そこまで極端な例でなくてもよい。たとえば転職しようという人に新しい仕事を紹介してくれるのは、ふだんよく付き合っている人ではなく、あまり関係のない人であることが多い。新しい取引先を紹介してくれるのも、ふだん付き合いのある取引先ということは多分少なくて、あまり付き合いのない人なのではないか。あるいは、転職先や取引先の情報を持ってきてくれるのは「強い絆」で結ばれた人だとしても、その人の先、向こう側には、ふだん何の関係もない人が介在している。
○「弱い絆」と経済の発展
ここで、皆さんが取引先を増やすことを考えることにしよう。これがうまくいくと、皆さんの会社は成長し、県経済も発展する。そして、上の論理に従うなら、発展のためには、皆さんが「弱い絆」で、いろいろな人と繋がっていることが重要なのである。
つながる相手は、見込み客である必要はない。何しろ、6人いれば世界の果てまで、どこへでも行け、誰とでも繋がれるのだ。それに、仲介者が間に入ってくれるほうが、さまざまな「弱い絆」へと、さらに繋がりが広がっていくはずだからである。とりあえず繋がる相手は、仕事と何の関係もなくてよいということなのだ。
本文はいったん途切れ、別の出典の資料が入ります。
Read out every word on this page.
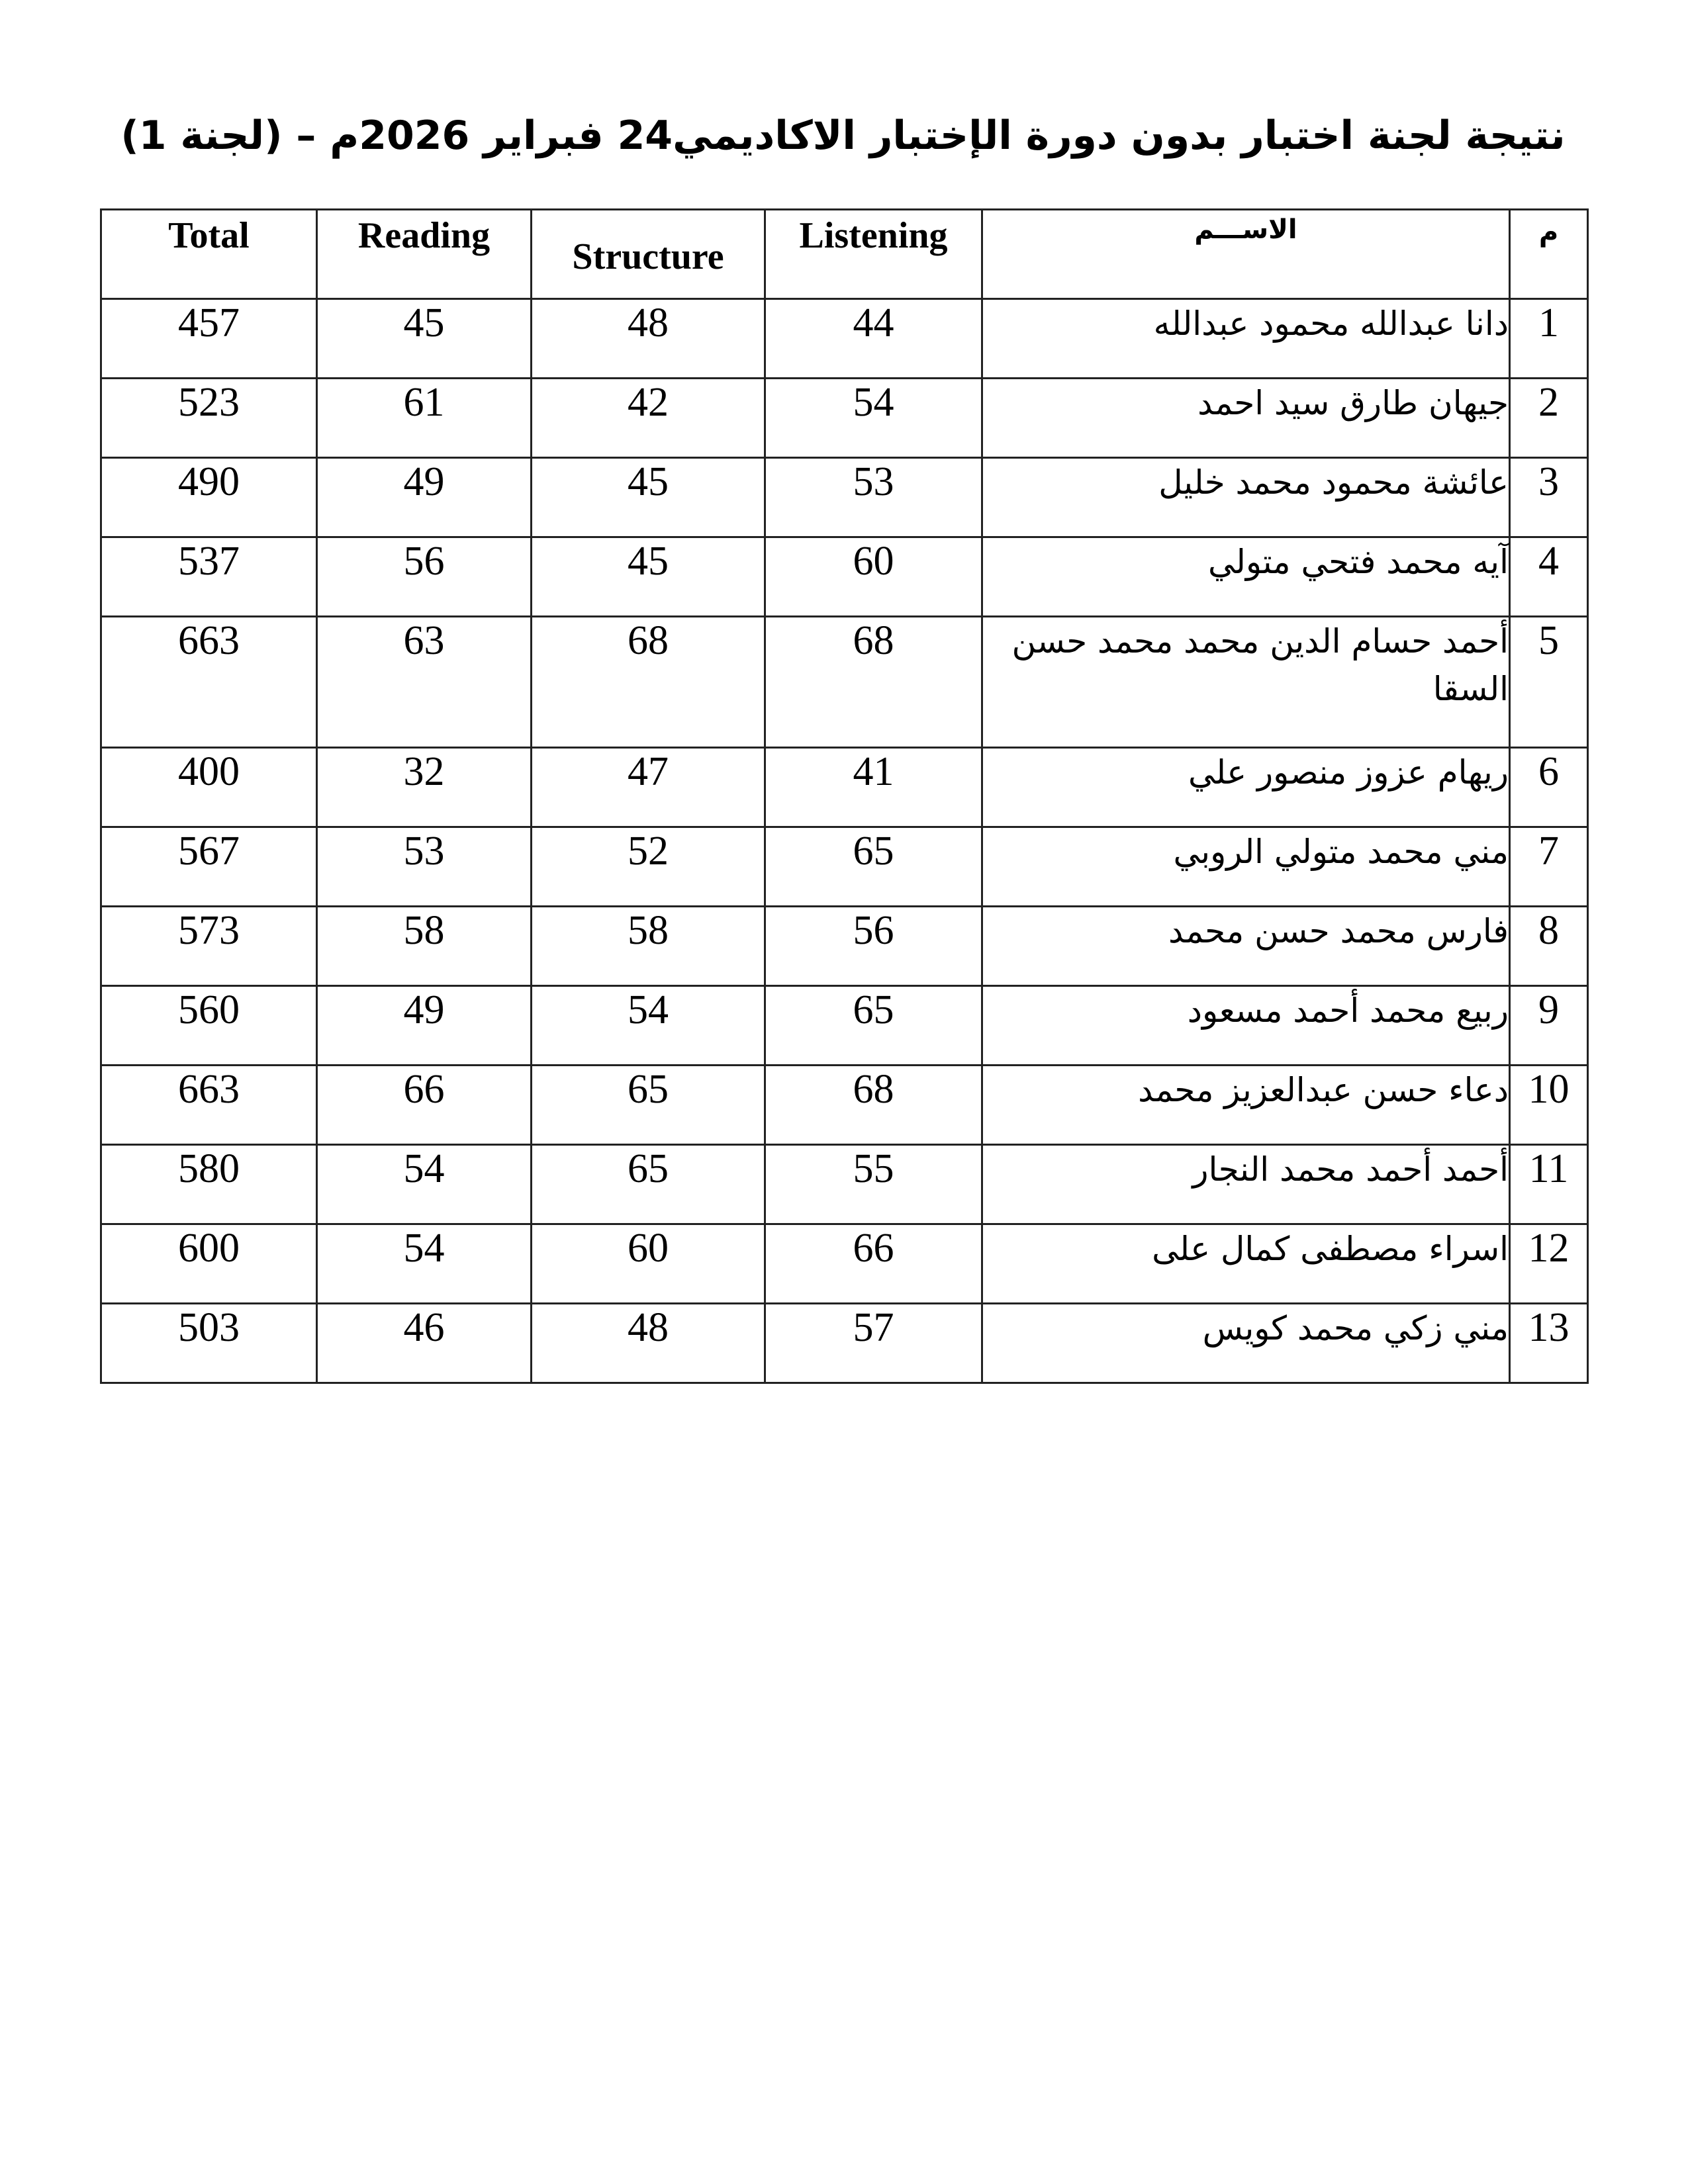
نتيجة لجنة اختبار بدون دورة الإختبار الاكاديمي24 فبراير 2026م – (لجنة 1)
Total	Reading	Structure	Listening	الاســـم	م
457	45	48	44	دانا عبدالله محمود عبدالله	1
523	61	42	54	جيهان طارق سيد احمد	2
490	49	45	53	عائشة محمود محمد خليل	3
537	56	45	60	آيه محمد فتحي متولي	4
663	63	68	68	أحمد حسام الدين محمد محمد حسن السقا	5
400	32	47	41	ريهام عزوز منصور علي	6
567	53	52	65	مني محمد متولي الروبي	7
573	58	58	56	فارس محمد حسن محمد	8
560	49	54	65	ربيع محمد أحمد مسعود	9
663	66	65	68	دعاء حسن عبدالعزيز محمد	10
580	54	65	55	أحمد أحمد محمد النجار	11
600	54	60	66	اسراء مصطفى كمال على	12
503	46	48	57	مني زكي محمد كويس	13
そういえば「釣りバカ日誌」の主人公の浜崎伝助(ハマちゃん)は鈴木建設という中堅ゼネコンの営業担当のヒラ社員なのだが、彼はときどき、釣り仲間、というより釣りの「弟子」から大きな仕事を受注する。これを「一芸は身を助く」と解釈してもよいのだけれど、弱い絆とみることもできるのである。